Both DMF and fingolimod are approved oral disease-modifying therapies for relapsing-remitting MS. However, based on the existing evidence base, “comparative adherence and efficacy remain unknown,” the authors noted.
In order to compare these agents, Dr. Hersh and colleagues conducted an analysis using propensity scores to help “lessen effects of potential confounders on outcomes in observational studies.”
They identified 458 patients with relapsing forms of MS including secondary progressive MS with relapses, who were treated with DMF and 317 with fingolimod in a large academic center. Using unadjusted comparisons and propensity score weighting, they assessed discontinuation rates and measures of disease activity.
In the propensity score model, covariates included demographics and baseline clinical and MRI characteristics within 12 months of initiation of dimethyl fumarate or fingolimod. Outcome measures included the annualized relapse rate (ARR), drug discontinuation, and new brain MRI lesions at 12 months.
Prior to propensity score analysis, no significant differences were observed in the discontinuation rate (odds ratio [OR] 1.39; 95% confidence interval [CI] 0.99–1.92), annualized relapse rate (ARR: OR 1.28; 95% CI 0.85–1.91), GdE lesions (OR 1.52; 95% CI 0.78–2.95), or new T2 lesions (OR 1.54; 95% CI 0.93–2.55).

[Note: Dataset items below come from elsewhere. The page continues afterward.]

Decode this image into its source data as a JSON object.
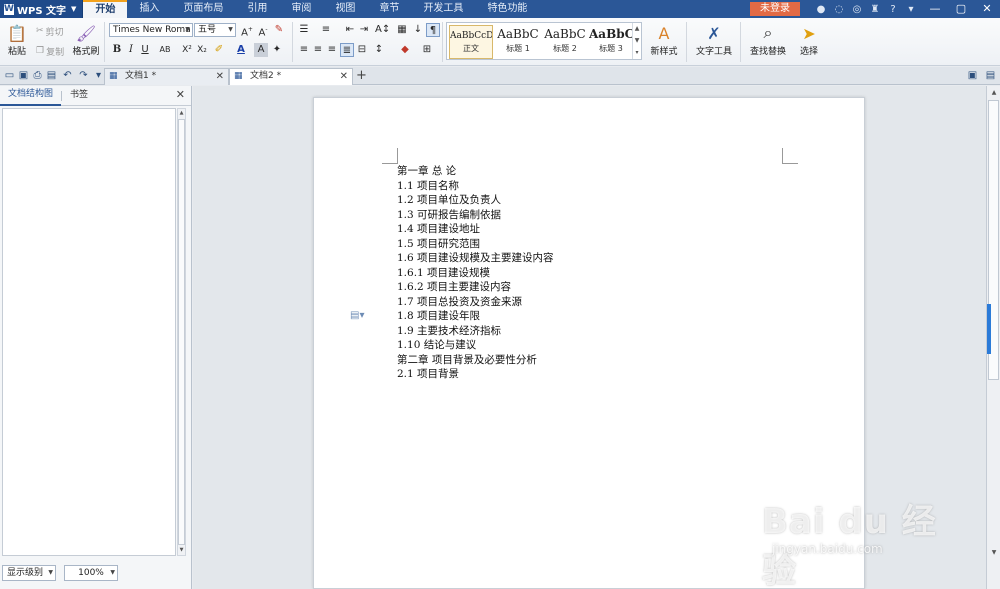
{
  "titlebar": {
    "app_name": "WPS 文字",
    "tabs": [
      "开始",
      "插入",
      "页面布局",
      "引用",
      "审阅",
      "视图",
      "章节",
      "开发工具",
      "特色功能"
    ],
    "login": "未登录",
    "help": "?"
  },
  "ribbon": {
    "paste": "粘贴",
    "cut": "剪切",
    "copy": "复制",
    "format_painter": "格式刷",
    "font_name": "Times New Roma",
    "font_size": "五号",
    "styles": [
      {
        "sample": "AaBbCcDc",
        "name": "正文"
      },
      {
        "sample": "AaBbC",
        "name": "标题 1"
      },
      {
        "sample": "AaBbC",
        "name": "标题 2"
      },
      {
        "sample": "AaBbC",
        "name": "标题 3"
      }
    ],
    "new_style": "新样式",
    "text_tools": "文字工具",
    "find_replace": "查找替换",
    "select": "选择"
  },
  "doc_tabs": [
    {
      "title": "文档1 *"
    },
    {
      "title": "文档2 *"
    }
  ],
  "nav": {
    "tab_structure": "文档结构图",
    "tab_bookmarks": "书签",
    "level_select": "显示级别",
    "zoom": "100%"
  },
  "document": {
    "lines": [
      "第一章   总  论",
      "1.1  项目名称",
      "1.2  项目单位及负责人",
      "1.3  可研报告编制依据",
      "1.4  项目建设地址",
      "1.5  项目研究范围",
      "1.6  项目建设规模及主要建设内容",
      "1.6.1  项目建设规模",
      "1.6.2  项目主要建设内容",
      "1.7  项目总投资及资金来源",
      "1.8  项目建设年限",
      "1.9  主要技术经济指标",
      "1.10  结论与建议",
      "第二章    项目背景及必要性分析",
      "2.1  项目背景"
    ]
  },
  "watermark": {
    "main": "Bai du 经验",
    "sub": "jingyan.baidu.com"
  }
}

Propensity score weighting confirmed a lack of differences between groups for discontinuation rate (OR 1.30; 95% CI 0.84–1.99), ARR (OR 1.63; 95% CI 0.82–3.25), and new T2 lesions (OR 1.33; 95% CI 0.71–2.49).

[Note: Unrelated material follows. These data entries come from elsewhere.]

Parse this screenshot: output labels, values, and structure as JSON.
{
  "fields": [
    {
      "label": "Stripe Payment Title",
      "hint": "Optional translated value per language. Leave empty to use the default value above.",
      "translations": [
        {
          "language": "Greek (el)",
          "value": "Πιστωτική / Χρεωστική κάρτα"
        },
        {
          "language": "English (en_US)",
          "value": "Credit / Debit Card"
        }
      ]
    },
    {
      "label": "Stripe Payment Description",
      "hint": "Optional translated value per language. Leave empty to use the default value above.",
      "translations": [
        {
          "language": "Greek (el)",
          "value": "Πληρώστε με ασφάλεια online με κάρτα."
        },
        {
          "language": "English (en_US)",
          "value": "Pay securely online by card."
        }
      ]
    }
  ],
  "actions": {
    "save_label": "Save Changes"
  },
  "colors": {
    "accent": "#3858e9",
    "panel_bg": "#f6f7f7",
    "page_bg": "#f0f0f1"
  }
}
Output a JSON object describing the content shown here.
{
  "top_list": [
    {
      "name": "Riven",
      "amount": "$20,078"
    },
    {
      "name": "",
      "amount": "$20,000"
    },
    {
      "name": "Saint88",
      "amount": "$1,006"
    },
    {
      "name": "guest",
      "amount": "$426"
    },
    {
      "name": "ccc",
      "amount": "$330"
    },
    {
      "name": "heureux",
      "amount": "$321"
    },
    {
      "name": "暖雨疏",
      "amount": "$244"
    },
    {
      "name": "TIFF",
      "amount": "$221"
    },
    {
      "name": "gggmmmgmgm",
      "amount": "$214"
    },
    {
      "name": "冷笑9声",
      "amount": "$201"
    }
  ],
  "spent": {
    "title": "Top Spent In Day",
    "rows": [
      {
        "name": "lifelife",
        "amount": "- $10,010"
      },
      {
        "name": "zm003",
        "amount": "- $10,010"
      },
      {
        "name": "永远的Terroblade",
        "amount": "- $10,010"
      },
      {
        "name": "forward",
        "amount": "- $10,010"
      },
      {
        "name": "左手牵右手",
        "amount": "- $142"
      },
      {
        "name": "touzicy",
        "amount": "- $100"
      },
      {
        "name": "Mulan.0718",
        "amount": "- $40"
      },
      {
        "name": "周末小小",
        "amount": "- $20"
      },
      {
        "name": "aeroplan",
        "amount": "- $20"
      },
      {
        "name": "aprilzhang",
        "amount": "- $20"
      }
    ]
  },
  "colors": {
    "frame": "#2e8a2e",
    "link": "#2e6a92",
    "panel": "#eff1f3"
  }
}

However, after propensity score weighting, a greater proportion of patients treated with DMF than fingolimod had GdE lesions (OR 2.90; 95% CI 1.24–6.57; P<0.05), the authors reported. Patients treated with DMF also had earlier time to first clinical relapse (OR 1.64; 95% CI: 1.10–2.46; P<0.01) and discontinuation (OR 1.35; 95% CI 1.05–1.74; P<0.01).